Benchmarks

JMH numbers from benchmarks/, in three groups:

Optic micro-benchmarks — per-call overhead over hand-written field access, with Monocle alongside as the other optics library on the operations both implement.
Integration: edit without decoding — one realistic Order document edited through circe / avro / jsoniter, measured against the decode-modify-encode you'd write by hand (and Monocle, which pays the same round-trip).
PowerSeries composition — composed multi-focus traversal chains, measured against the hand-written copy + map and the equivalent Monocle composition.

How these were measured

All figures are average time per operation in nanoseconds (ns/op); lower is better.

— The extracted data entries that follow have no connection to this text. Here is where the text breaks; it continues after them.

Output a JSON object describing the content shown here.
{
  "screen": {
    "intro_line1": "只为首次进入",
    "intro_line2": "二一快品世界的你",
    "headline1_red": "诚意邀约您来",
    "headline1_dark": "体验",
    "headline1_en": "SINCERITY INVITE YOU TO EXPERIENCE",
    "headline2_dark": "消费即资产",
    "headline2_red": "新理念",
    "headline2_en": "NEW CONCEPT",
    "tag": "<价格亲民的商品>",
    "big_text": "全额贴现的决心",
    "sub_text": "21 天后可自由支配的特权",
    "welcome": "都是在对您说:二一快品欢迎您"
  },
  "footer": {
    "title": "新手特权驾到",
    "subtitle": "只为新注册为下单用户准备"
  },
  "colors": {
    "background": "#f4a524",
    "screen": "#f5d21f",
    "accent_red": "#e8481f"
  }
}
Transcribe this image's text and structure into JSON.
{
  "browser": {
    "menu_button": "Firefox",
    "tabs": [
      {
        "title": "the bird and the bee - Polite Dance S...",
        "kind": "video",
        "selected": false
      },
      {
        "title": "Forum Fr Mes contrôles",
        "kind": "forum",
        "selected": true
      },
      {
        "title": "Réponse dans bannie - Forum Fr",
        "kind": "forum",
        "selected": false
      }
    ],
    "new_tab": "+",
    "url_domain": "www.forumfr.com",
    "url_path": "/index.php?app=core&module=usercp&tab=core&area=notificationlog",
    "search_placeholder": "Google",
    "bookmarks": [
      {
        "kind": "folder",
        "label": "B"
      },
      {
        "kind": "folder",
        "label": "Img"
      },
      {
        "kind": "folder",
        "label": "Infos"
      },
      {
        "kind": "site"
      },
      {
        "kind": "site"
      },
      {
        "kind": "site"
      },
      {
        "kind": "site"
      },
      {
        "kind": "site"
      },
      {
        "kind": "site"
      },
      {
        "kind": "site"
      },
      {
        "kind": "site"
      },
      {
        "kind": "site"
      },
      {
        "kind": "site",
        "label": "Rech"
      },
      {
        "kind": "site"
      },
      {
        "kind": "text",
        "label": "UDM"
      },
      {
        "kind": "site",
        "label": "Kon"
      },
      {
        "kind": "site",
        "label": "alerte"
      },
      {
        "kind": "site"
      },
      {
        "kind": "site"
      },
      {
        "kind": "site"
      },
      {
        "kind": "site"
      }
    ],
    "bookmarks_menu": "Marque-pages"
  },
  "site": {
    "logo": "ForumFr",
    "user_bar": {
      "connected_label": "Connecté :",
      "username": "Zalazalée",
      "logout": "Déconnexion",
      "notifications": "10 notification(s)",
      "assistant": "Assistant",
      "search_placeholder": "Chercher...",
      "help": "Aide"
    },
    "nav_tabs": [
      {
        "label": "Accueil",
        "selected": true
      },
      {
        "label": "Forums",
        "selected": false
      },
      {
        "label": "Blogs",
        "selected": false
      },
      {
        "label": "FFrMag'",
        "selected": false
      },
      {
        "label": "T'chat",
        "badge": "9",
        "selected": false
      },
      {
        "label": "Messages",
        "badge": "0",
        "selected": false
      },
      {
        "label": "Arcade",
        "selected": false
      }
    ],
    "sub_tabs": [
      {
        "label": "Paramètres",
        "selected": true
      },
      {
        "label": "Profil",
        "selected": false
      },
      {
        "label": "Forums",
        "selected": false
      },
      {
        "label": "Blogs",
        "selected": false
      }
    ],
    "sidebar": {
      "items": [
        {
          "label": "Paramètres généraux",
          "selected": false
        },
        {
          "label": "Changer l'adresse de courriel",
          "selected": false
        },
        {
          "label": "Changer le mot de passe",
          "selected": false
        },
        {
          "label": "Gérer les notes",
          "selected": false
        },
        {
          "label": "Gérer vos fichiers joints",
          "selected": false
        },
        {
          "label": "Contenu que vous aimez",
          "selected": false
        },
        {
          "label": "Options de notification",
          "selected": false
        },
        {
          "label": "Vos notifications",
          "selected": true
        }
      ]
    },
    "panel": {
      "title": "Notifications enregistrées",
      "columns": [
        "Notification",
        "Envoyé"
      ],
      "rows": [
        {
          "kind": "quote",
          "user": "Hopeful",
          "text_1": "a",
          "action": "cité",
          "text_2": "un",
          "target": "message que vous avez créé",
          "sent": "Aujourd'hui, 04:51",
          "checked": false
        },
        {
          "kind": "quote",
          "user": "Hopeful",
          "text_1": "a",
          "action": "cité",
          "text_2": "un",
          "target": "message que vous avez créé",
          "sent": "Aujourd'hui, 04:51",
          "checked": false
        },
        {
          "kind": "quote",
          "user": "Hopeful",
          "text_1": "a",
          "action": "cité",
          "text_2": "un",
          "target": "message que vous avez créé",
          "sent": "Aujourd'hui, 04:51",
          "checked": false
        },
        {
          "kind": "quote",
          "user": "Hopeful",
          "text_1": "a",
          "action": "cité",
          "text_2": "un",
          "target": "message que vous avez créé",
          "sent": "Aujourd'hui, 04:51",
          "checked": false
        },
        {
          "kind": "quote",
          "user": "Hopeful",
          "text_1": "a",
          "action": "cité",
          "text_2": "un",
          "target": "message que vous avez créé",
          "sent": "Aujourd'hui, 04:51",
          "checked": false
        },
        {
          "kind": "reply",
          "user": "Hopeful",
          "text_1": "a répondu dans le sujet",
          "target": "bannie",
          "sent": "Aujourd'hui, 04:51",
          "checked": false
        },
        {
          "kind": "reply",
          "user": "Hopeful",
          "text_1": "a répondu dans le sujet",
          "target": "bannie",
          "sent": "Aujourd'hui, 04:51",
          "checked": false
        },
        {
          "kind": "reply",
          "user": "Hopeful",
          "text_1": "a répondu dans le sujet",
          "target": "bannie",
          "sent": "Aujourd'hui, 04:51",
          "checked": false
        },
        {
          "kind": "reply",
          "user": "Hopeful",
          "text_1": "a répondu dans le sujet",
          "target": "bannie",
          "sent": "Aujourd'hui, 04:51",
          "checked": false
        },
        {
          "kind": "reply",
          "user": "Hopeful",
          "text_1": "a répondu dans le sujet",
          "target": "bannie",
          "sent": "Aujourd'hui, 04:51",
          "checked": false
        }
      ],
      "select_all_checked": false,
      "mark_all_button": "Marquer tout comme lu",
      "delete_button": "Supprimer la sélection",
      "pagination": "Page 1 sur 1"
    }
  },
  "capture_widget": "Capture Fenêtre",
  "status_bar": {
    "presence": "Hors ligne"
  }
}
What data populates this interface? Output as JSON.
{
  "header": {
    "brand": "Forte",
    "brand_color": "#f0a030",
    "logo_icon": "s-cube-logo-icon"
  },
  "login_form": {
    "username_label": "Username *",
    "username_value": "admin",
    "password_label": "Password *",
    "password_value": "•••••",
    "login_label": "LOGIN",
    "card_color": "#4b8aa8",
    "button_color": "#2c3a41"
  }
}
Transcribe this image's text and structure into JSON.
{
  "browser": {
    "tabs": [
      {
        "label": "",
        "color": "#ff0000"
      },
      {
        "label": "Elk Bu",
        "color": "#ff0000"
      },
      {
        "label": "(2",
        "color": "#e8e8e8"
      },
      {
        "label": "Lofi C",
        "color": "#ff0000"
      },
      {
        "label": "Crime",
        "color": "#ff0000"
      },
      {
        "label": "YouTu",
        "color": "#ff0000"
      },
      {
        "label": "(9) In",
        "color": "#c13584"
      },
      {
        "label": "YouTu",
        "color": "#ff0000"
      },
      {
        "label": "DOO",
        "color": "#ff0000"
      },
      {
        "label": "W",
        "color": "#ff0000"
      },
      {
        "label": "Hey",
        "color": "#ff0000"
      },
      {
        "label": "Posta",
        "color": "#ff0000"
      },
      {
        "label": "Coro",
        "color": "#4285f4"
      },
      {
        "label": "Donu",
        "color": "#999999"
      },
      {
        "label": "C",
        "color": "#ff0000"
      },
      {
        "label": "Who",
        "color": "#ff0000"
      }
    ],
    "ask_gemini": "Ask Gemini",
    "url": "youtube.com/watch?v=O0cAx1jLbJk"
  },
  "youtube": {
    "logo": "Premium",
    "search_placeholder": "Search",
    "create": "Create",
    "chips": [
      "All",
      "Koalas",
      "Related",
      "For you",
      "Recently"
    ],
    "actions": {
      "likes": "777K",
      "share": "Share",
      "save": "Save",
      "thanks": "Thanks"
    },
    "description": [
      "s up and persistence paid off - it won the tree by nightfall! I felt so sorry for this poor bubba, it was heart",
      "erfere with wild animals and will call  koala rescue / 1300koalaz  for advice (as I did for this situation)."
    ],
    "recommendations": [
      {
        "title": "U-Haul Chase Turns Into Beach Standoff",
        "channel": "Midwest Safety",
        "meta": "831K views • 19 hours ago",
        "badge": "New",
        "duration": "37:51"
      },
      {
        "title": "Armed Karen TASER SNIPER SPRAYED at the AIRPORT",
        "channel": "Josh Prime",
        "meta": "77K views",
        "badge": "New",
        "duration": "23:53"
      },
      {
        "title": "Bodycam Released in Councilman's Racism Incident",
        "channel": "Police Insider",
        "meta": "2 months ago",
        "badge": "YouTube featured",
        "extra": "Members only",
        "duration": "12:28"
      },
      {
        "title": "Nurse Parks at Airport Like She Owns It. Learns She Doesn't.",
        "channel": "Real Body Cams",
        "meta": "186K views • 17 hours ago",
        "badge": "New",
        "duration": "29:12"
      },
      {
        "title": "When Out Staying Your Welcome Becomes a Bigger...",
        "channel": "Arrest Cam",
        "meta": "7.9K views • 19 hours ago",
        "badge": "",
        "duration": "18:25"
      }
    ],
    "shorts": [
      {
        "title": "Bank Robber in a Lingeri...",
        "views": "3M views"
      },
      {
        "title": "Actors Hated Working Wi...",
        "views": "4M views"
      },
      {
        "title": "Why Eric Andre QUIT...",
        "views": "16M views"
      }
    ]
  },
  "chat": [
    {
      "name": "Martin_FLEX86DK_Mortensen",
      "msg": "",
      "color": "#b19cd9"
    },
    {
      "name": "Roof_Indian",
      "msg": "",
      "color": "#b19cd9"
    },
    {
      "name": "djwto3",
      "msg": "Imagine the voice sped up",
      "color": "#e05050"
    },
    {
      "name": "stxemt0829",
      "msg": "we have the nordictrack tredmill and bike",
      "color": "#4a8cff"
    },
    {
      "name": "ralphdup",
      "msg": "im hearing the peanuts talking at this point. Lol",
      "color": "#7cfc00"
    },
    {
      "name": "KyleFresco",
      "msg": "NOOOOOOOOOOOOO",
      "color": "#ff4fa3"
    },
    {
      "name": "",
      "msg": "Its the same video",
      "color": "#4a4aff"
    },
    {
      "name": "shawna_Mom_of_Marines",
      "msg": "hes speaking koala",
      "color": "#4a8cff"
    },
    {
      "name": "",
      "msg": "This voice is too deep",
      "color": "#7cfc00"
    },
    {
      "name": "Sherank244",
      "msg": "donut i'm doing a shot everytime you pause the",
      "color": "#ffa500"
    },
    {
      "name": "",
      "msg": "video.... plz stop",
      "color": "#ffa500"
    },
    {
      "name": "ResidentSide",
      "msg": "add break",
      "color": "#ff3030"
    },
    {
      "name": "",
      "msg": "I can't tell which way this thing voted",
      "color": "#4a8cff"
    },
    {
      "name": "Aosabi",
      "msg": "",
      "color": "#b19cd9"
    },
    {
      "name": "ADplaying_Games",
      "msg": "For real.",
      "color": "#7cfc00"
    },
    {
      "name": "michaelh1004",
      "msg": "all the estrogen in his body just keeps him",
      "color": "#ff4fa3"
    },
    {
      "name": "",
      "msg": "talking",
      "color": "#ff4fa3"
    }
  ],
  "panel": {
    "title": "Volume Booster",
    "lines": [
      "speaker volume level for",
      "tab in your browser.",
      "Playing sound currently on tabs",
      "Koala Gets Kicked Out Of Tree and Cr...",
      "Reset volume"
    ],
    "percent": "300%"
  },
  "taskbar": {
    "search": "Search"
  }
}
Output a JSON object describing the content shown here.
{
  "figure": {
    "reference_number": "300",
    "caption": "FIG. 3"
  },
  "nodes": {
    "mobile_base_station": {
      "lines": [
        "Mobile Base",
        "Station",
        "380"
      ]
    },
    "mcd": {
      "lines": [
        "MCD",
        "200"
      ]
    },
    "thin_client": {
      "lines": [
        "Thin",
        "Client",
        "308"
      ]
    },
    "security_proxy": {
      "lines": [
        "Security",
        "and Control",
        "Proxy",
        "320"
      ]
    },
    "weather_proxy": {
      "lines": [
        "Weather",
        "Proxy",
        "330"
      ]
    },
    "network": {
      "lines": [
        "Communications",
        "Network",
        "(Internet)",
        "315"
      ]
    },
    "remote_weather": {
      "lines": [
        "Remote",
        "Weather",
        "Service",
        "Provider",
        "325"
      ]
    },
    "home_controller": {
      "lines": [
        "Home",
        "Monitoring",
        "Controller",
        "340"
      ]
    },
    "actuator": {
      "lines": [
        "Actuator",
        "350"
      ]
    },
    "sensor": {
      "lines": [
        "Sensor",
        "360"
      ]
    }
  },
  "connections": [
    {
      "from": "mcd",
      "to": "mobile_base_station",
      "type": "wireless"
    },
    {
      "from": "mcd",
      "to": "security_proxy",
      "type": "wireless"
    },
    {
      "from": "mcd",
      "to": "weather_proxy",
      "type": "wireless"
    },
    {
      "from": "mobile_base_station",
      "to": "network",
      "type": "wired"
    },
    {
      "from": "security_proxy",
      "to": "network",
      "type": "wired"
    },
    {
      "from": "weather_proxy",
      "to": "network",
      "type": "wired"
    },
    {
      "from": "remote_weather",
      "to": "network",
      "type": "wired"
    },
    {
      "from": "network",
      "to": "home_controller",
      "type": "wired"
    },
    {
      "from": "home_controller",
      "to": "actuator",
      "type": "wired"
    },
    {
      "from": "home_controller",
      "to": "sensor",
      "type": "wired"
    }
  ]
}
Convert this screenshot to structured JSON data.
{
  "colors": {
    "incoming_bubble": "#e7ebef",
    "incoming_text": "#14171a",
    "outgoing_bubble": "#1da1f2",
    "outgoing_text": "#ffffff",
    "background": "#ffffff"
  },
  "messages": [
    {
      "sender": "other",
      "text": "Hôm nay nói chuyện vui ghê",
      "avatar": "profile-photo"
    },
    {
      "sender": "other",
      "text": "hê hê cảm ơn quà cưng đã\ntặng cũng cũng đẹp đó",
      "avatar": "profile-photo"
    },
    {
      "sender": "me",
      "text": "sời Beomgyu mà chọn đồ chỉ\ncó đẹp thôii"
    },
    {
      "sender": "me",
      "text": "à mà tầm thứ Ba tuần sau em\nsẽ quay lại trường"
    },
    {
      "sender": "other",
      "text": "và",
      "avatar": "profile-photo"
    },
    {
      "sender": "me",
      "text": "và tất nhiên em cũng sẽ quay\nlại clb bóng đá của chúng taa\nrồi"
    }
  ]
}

Absolute numbers vary by hardware — the ratios are the durable signal.

Every table comes from the reproducible benchmarks.yml CI workflow (always the same environment — ubuntu-22.04 / temurin@21, -f 3 -wi 3 -i 5, error half-widths ≤ ~5 %, mostly ≤ 2 %), and anyone with Actions access can re-run it. The figures are gathered across several runs of that workflow, though — each table is refreshed when its bench changes, so a table is internally consistent (one run) but two tables may come from different run instances. Since each run is a fresh shared VM, treat cross-table absolute comparisons loosely; within a table, and for the ratios everywhere, the signal holds.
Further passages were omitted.